Thursday, April 10, 2008
Flagstaff, AZ to Socorro, NM
In a way, the snow encounter in Utah, while unwelcome at the time, actually simplified and removed some potential stress from my trip.
From the first days of planning, I’d looked skeptically at the road options between Moab, UT and the Texas border. The good roads were in the mountains and it was still very early in the season. The safer roads, on the plains of NM, were likely to be fraught with hair-raising gusts of wind. These worries were now moot.
I had two days to get to the STN Region 2 Meet. The base (interstate) route between Flagstaff, AZ and Alpine, TX is about 800 miles. I always figure that adding interesting roads will add at least another 100 miles. My days are further lengthened by stops for attractions along the way.
Sitting in my motel room with Mapsource running on my laptop, I decided that the only thing to do was shortcut Arizona on I40 (after all, I had just ridden in the region a year ago) and try to make it to some new (to me) roads in NM.
Just cuz, I stopped for gas (and breakfast) in Winslow, AZ. It wasn’t much of a corner.
To break up the interstate dash, I took some time to ride through Petrified Forest National Park.
The ranger at the entrance station swiped my parks pass, and then told me to be sure and have my camera out for the first six miles. Riding away, I looked at my gloved hands and shrugged internally. Riiiiiiiight.
Instead of attempting to take pictures while moving (yeah, I know some riders do it) I stopped at several of the Painted Desert vista points to take in the view.
The park road commemorates it’s crossing of Rt 66 with a nice informational plaque and blatant photo op.
Having seen some geology and history, I was ready for the main attraction: petrified wood (yeah, I know it’s stone).

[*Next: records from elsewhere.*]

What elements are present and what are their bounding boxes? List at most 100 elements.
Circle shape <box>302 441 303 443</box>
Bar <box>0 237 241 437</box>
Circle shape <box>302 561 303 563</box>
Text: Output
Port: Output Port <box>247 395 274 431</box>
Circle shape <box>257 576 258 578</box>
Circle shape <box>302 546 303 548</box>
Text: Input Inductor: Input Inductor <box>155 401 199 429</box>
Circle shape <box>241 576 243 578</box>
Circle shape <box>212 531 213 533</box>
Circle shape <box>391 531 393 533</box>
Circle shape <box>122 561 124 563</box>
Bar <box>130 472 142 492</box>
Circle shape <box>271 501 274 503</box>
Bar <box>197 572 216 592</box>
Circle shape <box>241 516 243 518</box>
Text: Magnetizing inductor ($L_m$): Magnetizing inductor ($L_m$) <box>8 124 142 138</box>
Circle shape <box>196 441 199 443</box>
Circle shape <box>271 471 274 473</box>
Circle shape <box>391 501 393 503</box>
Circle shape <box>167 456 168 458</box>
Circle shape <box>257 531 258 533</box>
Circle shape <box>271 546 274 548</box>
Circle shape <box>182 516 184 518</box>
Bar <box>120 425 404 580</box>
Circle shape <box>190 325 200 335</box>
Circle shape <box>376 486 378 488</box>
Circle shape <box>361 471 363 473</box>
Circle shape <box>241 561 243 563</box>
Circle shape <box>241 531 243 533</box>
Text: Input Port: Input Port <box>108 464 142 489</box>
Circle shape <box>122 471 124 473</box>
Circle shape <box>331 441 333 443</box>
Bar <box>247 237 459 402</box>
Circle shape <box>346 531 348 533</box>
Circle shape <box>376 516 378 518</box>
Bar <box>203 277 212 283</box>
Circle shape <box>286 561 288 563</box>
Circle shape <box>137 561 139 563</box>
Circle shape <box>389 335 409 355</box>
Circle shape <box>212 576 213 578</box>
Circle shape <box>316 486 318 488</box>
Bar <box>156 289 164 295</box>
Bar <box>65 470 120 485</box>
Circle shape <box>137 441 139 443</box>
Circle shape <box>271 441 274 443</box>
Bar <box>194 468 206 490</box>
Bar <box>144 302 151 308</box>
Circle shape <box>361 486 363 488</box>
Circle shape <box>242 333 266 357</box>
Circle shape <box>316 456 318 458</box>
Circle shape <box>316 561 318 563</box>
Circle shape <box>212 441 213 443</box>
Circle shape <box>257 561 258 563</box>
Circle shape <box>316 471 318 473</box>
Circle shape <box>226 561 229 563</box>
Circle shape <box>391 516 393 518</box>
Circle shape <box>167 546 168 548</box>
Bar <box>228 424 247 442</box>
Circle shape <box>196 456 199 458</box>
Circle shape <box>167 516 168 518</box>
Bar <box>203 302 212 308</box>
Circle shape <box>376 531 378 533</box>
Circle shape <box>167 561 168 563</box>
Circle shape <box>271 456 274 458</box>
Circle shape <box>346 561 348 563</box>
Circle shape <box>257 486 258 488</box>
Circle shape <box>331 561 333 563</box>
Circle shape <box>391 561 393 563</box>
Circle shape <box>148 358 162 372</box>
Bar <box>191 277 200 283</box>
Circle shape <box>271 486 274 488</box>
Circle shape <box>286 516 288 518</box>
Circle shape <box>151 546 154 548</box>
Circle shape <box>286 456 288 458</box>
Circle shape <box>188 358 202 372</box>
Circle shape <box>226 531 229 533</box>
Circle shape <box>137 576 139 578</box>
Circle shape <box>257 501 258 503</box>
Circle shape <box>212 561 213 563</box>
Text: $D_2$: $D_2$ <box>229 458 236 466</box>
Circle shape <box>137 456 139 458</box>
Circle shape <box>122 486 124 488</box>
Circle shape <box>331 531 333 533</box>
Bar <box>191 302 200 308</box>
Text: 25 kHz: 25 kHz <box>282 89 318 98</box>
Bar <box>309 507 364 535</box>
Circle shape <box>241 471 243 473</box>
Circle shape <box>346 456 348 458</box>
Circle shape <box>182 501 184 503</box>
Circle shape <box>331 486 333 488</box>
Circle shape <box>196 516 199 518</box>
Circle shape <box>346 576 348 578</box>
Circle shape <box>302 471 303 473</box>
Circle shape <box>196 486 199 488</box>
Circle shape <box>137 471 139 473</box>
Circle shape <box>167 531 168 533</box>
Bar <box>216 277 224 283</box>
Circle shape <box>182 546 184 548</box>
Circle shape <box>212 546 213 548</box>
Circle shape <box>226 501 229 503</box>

Jasper Forest was once filled with logs fallen away from the eroding cliffs that once encased them. Around the turn of the century (the 19th/20th one, that is) the valley was plundered and many of the logs were dragged away to be ground down for minerals or sold to tourists.
The park was created to protect the remaining logs, but in it’s early years, tourists often didn’t follow the rules against collecting rocks. I couldn’t help but think of all the times my parents hammered into us the rules against picking things up in National Parks.
Reaching Gallup, NM, I headed south on fairly straight state highways through a large indian reservation. The area appeared to be fairly depressed, so when I saw what appeared to be a bunch of junked trucks spread out in the valley ahead of me, I didn’t give them much scrutiny…
…until ten miles later when I hadn’t yet passed them and they had slowly resolved into satellite dishes. The gravel paving in the turnout couldn’t stop me from pulling over to read about the VLA (Very Large Array).
About an hour later I reached I25 and decided that I’d had it for the day. I found an inexpensive motel on the strip in Socorro, NM.